The prohibited conduct at issue here, performing conversion therapy, is analogous to doctor giving a prescription for marijuana because it involves engaging in a specific act designed to provide treatment. In contrast, the speech at issue in NIFLA, notice requirements that regulated the information a provider must give to its patients, is more analogous to a doctor recommending that a patient use marijuana because both consider information that a provider may discuss with a patient.
TL;DR: You can have opinions on “conversion therapy” or medical marijuana, and discuss the options with a patient.
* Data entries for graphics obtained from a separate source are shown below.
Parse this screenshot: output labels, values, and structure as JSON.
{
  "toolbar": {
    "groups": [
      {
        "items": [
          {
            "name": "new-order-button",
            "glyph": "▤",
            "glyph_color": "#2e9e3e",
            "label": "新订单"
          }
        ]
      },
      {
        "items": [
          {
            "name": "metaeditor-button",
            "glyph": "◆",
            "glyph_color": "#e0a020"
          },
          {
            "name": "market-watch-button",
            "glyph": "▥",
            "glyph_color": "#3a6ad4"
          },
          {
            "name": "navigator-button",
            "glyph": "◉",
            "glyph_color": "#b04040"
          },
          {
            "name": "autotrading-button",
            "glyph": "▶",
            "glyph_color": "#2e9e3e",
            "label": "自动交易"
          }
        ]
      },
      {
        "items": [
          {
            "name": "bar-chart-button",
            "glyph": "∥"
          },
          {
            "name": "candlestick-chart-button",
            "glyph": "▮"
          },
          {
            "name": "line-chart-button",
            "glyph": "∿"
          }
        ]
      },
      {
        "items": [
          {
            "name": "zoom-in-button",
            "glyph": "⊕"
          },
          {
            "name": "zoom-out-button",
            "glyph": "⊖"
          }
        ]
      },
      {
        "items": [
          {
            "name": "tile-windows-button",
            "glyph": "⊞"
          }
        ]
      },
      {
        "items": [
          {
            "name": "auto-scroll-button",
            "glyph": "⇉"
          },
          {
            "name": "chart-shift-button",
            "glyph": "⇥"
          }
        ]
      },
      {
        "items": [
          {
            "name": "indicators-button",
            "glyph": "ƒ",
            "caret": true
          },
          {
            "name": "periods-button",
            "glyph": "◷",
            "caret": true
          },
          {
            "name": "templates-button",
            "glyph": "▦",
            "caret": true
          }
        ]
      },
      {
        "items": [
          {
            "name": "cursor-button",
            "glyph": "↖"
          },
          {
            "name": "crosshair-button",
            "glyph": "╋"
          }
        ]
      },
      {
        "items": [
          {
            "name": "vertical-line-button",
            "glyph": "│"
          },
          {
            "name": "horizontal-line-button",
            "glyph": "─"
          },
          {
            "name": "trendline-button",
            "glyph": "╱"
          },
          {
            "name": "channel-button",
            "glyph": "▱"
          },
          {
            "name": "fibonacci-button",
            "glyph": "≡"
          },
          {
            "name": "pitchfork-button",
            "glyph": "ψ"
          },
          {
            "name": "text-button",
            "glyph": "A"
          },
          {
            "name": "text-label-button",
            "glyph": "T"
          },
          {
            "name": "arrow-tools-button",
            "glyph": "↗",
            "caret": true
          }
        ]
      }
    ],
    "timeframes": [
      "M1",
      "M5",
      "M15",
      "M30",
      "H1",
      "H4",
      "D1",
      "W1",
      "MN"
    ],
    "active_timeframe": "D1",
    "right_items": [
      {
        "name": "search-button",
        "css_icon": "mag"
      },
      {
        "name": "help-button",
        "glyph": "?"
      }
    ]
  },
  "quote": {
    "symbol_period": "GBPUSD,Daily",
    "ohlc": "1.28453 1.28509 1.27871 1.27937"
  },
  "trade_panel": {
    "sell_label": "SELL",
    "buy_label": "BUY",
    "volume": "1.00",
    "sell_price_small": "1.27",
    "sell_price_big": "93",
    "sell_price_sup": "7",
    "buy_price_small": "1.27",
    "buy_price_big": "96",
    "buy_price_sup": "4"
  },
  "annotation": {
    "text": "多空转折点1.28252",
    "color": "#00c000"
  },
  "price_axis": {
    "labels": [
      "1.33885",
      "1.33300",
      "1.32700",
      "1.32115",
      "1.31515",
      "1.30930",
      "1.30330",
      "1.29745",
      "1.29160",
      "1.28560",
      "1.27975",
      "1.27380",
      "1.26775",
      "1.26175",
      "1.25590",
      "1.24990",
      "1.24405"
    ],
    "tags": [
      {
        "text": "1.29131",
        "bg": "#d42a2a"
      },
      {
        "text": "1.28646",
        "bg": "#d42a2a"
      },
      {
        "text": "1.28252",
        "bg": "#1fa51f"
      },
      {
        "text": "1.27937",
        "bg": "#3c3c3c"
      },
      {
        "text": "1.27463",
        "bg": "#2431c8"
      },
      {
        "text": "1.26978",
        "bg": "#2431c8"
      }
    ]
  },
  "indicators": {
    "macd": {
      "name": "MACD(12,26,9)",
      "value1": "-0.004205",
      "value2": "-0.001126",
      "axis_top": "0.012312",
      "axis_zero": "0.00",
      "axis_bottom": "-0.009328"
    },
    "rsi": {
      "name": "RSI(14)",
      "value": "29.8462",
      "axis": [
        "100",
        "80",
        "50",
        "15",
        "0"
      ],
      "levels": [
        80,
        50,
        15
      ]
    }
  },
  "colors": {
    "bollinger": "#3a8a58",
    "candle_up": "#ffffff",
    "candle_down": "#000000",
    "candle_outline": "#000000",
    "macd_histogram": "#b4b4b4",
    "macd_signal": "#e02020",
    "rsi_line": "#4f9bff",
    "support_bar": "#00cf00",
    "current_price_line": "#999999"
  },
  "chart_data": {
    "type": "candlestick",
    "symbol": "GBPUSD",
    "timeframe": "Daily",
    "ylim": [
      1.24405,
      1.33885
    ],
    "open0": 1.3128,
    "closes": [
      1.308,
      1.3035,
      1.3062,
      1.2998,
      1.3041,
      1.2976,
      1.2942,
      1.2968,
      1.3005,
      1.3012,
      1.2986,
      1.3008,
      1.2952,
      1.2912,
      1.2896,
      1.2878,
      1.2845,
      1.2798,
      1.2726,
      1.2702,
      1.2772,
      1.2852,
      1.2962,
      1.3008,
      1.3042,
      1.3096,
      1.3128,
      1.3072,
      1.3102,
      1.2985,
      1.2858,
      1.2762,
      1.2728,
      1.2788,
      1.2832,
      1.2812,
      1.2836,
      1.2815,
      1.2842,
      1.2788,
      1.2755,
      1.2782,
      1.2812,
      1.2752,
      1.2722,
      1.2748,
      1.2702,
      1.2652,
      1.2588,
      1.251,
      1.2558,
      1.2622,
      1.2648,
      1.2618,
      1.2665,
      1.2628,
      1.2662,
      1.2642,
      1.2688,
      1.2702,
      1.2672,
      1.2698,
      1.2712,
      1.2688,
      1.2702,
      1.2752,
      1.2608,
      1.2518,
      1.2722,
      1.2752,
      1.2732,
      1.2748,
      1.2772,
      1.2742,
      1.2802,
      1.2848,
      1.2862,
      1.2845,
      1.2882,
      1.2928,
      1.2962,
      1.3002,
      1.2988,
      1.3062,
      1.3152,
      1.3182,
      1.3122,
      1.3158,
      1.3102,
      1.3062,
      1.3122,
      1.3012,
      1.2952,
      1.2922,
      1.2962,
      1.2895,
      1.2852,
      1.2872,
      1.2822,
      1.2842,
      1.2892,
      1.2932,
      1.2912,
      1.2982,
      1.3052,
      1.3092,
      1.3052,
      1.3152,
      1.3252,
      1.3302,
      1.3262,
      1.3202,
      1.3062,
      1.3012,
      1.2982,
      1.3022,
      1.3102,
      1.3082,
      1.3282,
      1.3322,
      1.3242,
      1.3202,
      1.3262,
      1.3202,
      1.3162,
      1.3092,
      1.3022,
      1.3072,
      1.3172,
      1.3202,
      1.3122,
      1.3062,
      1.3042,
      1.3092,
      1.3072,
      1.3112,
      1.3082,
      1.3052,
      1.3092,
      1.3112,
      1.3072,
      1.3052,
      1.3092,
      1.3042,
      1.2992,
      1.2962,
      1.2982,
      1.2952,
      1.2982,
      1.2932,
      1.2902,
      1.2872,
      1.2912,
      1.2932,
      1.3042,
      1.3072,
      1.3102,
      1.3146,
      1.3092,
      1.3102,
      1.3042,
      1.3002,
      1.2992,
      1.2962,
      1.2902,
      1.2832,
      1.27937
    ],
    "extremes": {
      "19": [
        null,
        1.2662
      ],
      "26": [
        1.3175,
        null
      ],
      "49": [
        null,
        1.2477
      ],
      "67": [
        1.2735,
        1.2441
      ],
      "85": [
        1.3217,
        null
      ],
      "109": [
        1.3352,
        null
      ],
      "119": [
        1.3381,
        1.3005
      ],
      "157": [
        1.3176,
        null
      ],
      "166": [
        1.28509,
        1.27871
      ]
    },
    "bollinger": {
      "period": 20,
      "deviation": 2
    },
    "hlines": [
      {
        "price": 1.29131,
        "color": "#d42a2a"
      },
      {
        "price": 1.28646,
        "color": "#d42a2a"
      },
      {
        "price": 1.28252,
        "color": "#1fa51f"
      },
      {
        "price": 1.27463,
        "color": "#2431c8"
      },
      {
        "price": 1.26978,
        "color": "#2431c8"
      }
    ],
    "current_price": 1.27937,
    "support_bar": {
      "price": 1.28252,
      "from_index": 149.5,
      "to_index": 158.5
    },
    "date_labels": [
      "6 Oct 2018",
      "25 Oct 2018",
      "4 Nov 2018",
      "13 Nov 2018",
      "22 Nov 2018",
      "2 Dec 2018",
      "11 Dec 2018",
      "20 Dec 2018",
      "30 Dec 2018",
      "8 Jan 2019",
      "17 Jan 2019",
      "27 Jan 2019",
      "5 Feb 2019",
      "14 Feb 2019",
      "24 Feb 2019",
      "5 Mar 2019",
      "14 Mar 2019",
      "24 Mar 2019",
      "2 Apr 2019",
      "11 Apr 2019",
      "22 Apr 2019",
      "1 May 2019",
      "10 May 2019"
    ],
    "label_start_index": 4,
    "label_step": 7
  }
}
But you can no more conduct/prescribe “conversion therapy” than you could prescribe medical marijuana. Prescribing marijuana is unlawful, so “conversion therapy is unlawful. Or so Bryan thinks.
Except that in Washington, it is lawful to prescribe medical marijuana, and had been for decades when Bryan made that error-riddled ruling.
You’d think that a professionally, and mentally, competent judge could come up with a better comparison. Or at least one that wasn’t exactly the fricking opposite of what he was claiming. Considering the two cases together…
“Might makes right.” That’s one heck of a constitutional test. And I can hardly wait to see what the Ninth Circuit makes of the proposition. Do they uphold the state’s ban, or do they do a quick head count to see who has more guns and might — the state or the people — and decide accordingly?